Certa: corresponde ao art. 71, II, da Constituição, que atribui ao TCU o julgamento das contas dos administradores e responsáveis por recursos públicos.
- B)No âmbito da União, a fiscalização orçamentária é exercida pela Câmara dos Deputados, com auxílio do Tribunal de Contas da União.
Errada: o controle externo da União é exercido pelo Congresso Nacional, com auxílio do TCU, e não pela Câmara dos Deputados isoladamente.
- C)As decisões dos Tribunais de Contas de que resulte imputação de débito ou multa terão eficácia de título executivo judicial.
Errada: as decisões dos Tribunais de Contas com imputação de débito ou multa têm eficácia de título executivo extrajudicial, não judicial.
- D)Compete ao Tribunal de Contas da União revogar a execução do ato impugnado, comunicando a decisão, no prazo de 24 (vinte quatro) horas, à Câmara dos Deputados.
Errada: o TCU não revoga ato impugnado; em certos casos, ele apenas assina prazo para correção ou comunica ao Legislativo para sustação, conforme a Constituição.
- E)No âmbito da União, a fiscalização orçamentária é exercida pelo Senado Federal, com auxílio da Controladoria-Geral da União.
Errada: a fiscalização orçamentária da União não é do Senado Federal, nem é feita com auxílio da CGU; o auxílio constitucional é do Tribunal de Contas da União ao Congresso Nacional.
Gabarito: A
A fiscalização contábil, financeira e orçamentária da União é feita pelo Congresso Nacional, com auxílio do Tribunal de Contas da União, nos termos dos arts. 70 e 71 da Constituição.
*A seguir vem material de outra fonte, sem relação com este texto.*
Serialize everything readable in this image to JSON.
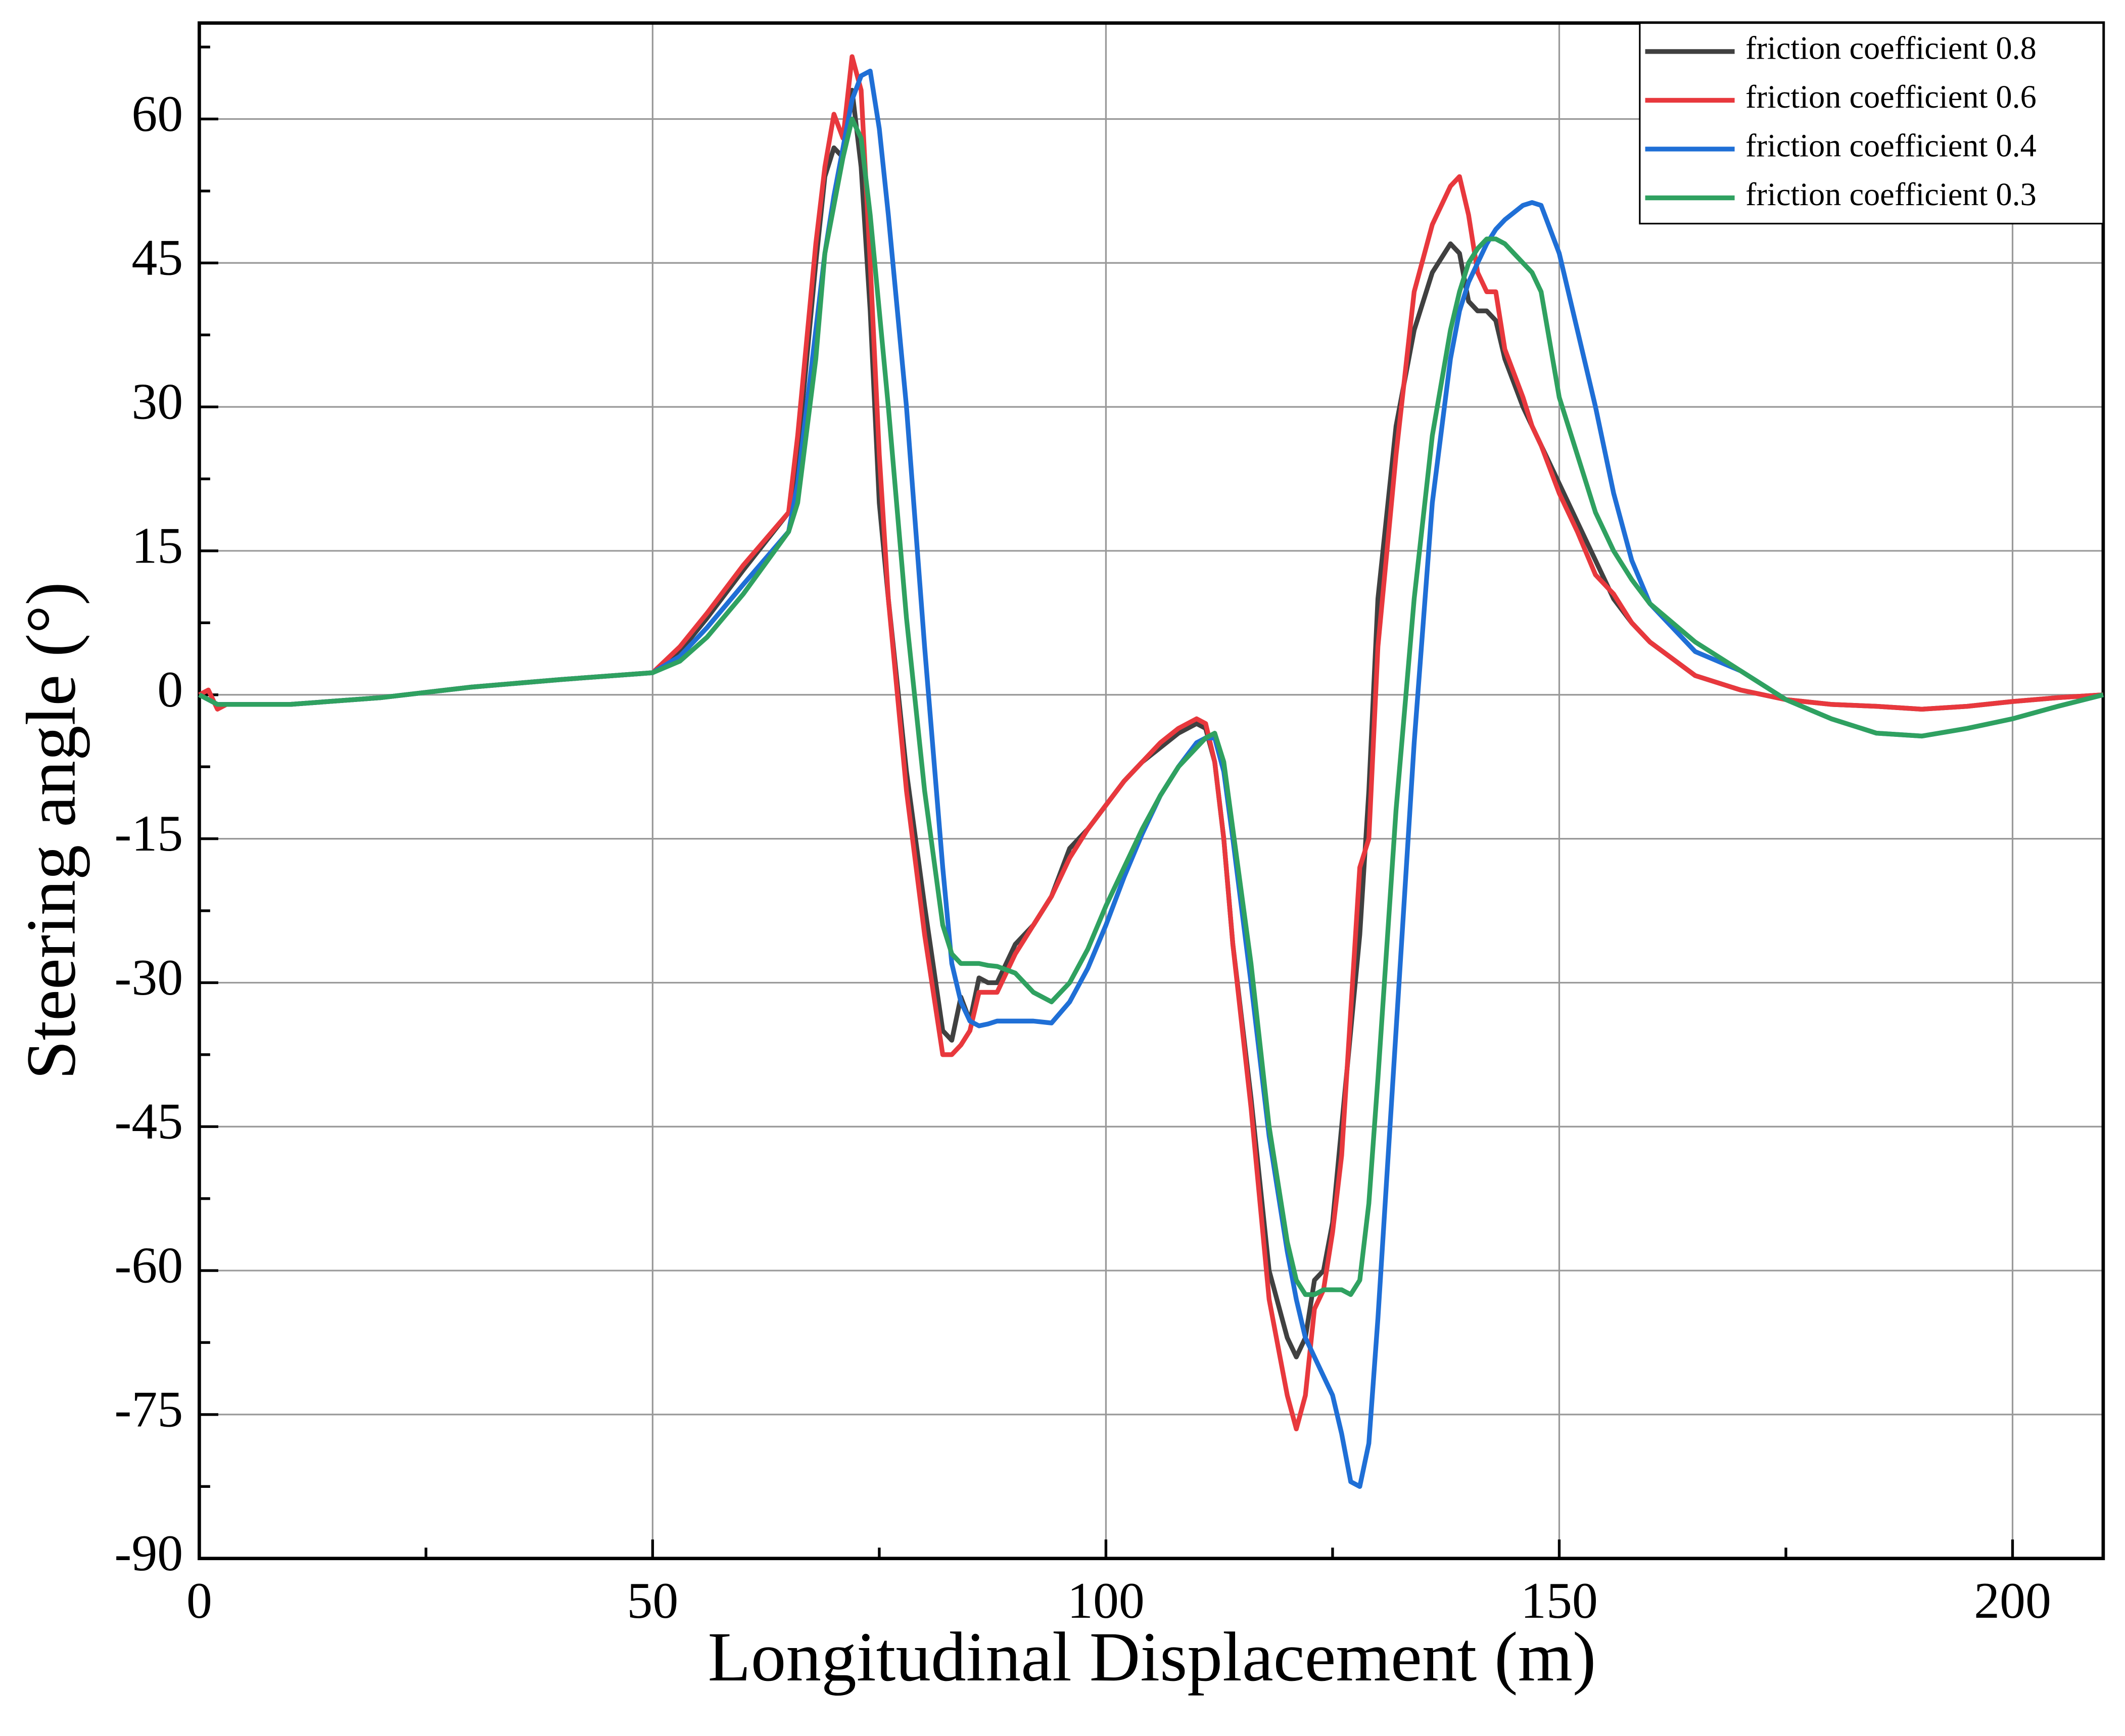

O TCU não faz parte do Poder Judiciário, mas exerce controle externo, ajudando a fiscalizar como o dinheiro público foi arrecadado, gasto e guardado. É aquele famoso casal do controle: o Parlamento decide politicamente, e o TCU faz a análise técnica. A alternativa A está correta porque reproduz praticamente a regra do art. 71, II, da Constituição: compete ao TCU julgar as contas dos administradores e demais responsáveis por dinheiros, bens e valores públicos da administração direta e indireta, inclusive fundações e sociedades instituídas e mantidas pelo Poder Público federal, bem como as contas de quem der causa a perda, extravio ou outra irregularidade que resulte prejuízo ao erário. É a hipótese clássica de julgamento de contas pelo TCU. Perceba a lógica: quando há responsabilidade por dinheiro público, o TCU pode imputar débito, aplicar multa e julgar contas, mas não substitui o Judiciário comum. Além disso, suas decisões que resultem em débito ou multa têm eficácia de título executivo extrajudicial, e não judicial, como a Constituição e a jurisprudência do STF deixam claro. Em prova, a banca gosta de misturar quem faz o controle e quem recebe o auxílio. Na União, o controle externo é do Congresso Nacional, com auxílio do TCU. Então, se a alternativa trocar Câmara, Senado, CGU ou inventar competência de revogar ato, desconfie: normalmente é armadilha para quem decorou sem ler o artigo até o fim.